Can you determine the mental illness your friend is experiencing? What are the identifiable symptoms your friend is presenting that have made you feel the need to seek help?
Mental Illness Is A Disease
Mental illness can be viewed similarly to diabetes, or any other physical illness. Someone who is suffering from a mental illness will also be dealing with the severe stigma our society currently places on such diseases, which are really no different than a medical diagnosis. Just like a physical illness, early detection and treatment can prevent the worsening of symptoms and overall suffering.
Helping a friend seek mental health treatment may involve overcoming a large part of that stigma with your friend first. If he or she feels ashamed or embarrassed by an illness that is out of any one person’s control, then you may need to first talk directly with your friend, openly about the realness of the illness. Depending on how that conversation goes, you will have a better idea of what you can do to help, and when it is time to go directly to a trained professional for help getting your friend into mental health treatment.
A trained professional can provide you with clarity on what mental illness your friend may be experiencing, and how you can approach a conversation about treatment. A mental health professional will initially conduct an assessment, which should be done in person. As a friend, you can help facilitate that happening. By making your friend feel safe with the process, you can even accompany him or her to the assessment meeting.
From there, the results of the assessment and the expertise of the mental health professional can help determine what form of mental health treatment would be most beneficial for your friend. If, for example, the assessment shows that your friend has been suffering from the symptoms of depression and has been self-medicating with alcohol, the trained professional will provide dual diagnosis programs so that your friend can receive treatment for depression and alcoholism at the same time.

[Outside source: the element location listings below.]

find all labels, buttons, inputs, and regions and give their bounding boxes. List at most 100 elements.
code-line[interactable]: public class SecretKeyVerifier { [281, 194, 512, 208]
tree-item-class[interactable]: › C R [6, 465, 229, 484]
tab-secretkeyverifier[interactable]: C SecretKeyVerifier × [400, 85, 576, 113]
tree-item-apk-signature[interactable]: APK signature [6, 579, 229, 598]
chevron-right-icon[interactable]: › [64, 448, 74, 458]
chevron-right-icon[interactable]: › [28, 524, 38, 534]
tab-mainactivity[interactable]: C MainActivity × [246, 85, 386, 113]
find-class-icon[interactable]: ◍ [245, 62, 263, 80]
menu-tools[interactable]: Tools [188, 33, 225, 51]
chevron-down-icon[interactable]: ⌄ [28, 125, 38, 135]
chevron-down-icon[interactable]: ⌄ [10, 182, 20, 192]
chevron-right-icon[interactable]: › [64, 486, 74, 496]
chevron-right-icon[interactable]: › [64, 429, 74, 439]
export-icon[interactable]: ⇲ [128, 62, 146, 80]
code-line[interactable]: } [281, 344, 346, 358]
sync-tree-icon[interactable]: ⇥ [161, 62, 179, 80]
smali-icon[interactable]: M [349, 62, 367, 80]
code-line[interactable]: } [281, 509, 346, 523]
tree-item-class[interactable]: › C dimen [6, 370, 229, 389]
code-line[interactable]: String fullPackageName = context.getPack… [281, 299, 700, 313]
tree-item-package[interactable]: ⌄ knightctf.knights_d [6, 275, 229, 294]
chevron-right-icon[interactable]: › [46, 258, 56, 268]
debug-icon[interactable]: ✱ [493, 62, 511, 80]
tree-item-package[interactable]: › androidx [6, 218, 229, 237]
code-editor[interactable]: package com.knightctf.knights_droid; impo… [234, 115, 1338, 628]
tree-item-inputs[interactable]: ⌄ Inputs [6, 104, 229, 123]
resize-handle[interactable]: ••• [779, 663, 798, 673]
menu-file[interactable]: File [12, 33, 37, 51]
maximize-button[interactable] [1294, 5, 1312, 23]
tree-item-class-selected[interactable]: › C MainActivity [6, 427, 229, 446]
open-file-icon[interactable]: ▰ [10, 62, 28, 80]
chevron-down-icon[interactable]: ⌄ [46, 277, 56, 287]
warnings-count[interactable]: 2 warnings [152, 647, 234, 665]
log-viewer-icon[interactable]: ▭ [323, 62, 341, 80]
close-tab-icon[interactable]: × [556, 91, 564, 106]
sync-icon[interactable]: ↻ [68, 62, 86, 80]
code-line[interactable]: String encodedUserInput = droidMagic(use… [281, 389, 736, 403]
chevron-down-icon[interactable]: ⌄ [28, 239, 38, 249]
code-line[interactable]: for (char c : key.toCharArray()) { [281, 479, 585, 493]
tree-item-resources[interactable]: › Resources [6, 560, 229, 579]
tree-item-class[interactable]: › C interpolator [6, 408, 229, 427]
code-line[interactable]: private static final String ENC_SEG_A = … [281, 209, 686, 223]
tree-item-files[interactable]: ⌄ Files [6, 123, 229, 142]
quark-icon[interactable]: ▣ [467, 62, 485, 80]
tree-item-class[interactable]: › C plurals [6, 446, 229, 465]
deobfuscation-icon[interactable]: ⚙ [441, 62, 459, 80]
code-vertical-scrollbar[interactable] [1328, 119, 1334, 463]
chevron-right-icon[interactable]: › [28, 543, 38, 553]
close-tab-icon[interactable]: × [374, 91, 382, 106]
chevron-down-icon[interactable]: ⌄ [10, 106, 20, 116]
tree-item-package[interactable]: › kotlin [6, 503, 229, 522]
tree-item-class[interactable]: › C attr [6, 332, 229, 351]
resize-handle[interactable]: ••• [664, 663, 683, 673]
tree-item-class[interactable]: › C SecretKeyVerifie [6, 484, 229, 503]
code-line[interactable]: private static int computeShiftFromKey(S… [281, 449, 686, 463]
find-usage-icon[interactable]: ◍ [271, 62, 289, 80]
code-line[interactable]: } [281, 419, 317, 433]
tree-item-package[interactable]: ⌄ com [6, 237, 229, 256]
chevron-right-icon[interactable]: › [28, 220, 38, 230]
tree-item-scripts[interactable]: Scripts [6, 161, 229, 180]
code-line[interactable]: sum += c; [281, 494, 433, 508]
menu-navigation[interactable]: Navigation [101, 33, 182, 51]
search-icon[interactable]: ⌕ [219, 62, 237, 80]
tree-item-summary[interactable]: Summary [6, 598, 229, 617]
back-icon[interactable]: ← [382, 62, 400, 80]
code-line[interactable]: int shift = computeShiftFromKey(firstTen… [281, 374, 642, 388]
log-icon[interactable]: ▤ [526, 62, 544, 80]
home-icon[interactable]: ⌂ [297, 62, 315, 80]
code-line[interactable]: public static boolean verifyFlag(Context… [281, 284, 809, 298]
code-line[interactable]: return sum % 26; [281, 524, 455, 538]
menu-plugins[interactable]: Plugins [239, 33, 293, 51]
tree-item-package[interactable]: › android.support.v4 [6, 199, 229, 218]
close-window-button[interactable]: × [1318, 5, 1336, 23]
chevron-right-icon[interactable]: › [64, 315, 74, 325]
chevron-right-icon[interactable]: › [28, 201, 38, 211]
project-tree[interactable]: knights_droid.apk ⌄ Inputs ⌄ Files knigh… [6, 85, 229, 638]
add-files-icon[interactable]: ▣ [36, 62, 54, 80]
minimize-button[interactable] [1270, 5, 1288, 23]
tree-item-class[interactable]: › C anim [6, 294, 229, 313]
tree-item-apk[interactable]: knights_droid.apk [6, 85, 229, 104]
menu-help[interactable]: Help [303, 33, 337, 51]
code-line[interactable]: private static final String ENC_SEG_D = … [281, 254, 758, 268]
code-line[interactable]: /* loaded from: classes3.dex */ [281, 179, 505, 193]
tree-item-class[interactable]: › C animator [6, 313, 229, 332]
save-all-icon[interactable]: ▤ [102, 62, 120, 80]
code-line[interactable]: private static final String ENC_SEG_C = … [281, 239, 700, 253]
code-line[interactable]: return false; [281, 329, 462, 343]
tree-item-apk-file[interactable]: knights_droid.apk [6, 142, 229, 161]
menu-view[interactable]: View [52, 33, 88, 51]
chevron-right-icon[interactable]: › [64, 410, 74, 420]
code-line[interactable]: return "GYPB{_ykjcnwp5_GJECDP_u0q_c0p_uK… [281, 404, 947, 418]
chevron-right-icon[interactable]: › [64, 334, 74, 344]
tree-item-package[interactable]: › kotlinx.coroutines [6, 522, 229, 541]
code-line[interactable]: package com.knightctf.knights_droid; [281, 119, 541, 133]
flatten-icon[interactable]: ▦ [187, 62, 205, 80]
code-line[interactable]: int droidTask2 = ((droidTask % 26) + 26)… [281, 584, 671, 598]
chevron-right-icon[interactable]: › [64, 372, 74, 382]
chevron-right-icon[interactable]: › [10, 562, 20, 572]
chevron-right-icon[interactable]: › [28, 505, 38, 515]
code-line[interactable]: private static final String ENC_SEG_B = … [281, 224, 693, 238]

If your friend is showing symptoms of schizophrenia though, an immediate referral to a psychiatrist will most likely be made so that your friend can begin medication to maintain the illness.
Referrals to various forms of treatment can be made so that your friend has a choice in treatment facilities, programs, and overall feel. Plus, you and your friend, with the help of the person making treatment referrals, can find out what your friend’s health insurance company will cover.
Friends And Family
Your friend’s family should also generally be involved in the process. If your friend is resistant to family involvement, you may need to talk with them directly. That way they know what is going on without upsetting the friend you are trying to get into mental health treatment. His or her family needs to know what is happening though, especially if your friend is underage or is not managing his or her own finances.
As with cancer, for example, the earlier your friend can be assessed, diagnosed, and treated of a mental illness, the better chance there is for a return to a functioning life. Depression, anxiety, bipolar disorder, borderline personality disorder, schizophrenia, dissociative disorders, dual diagnosis disorders, eating disorders, and posttraumatic stress disorder will not get better on their own.
Without mental health treatment, your friend’s symptoms and suffering will only get worse.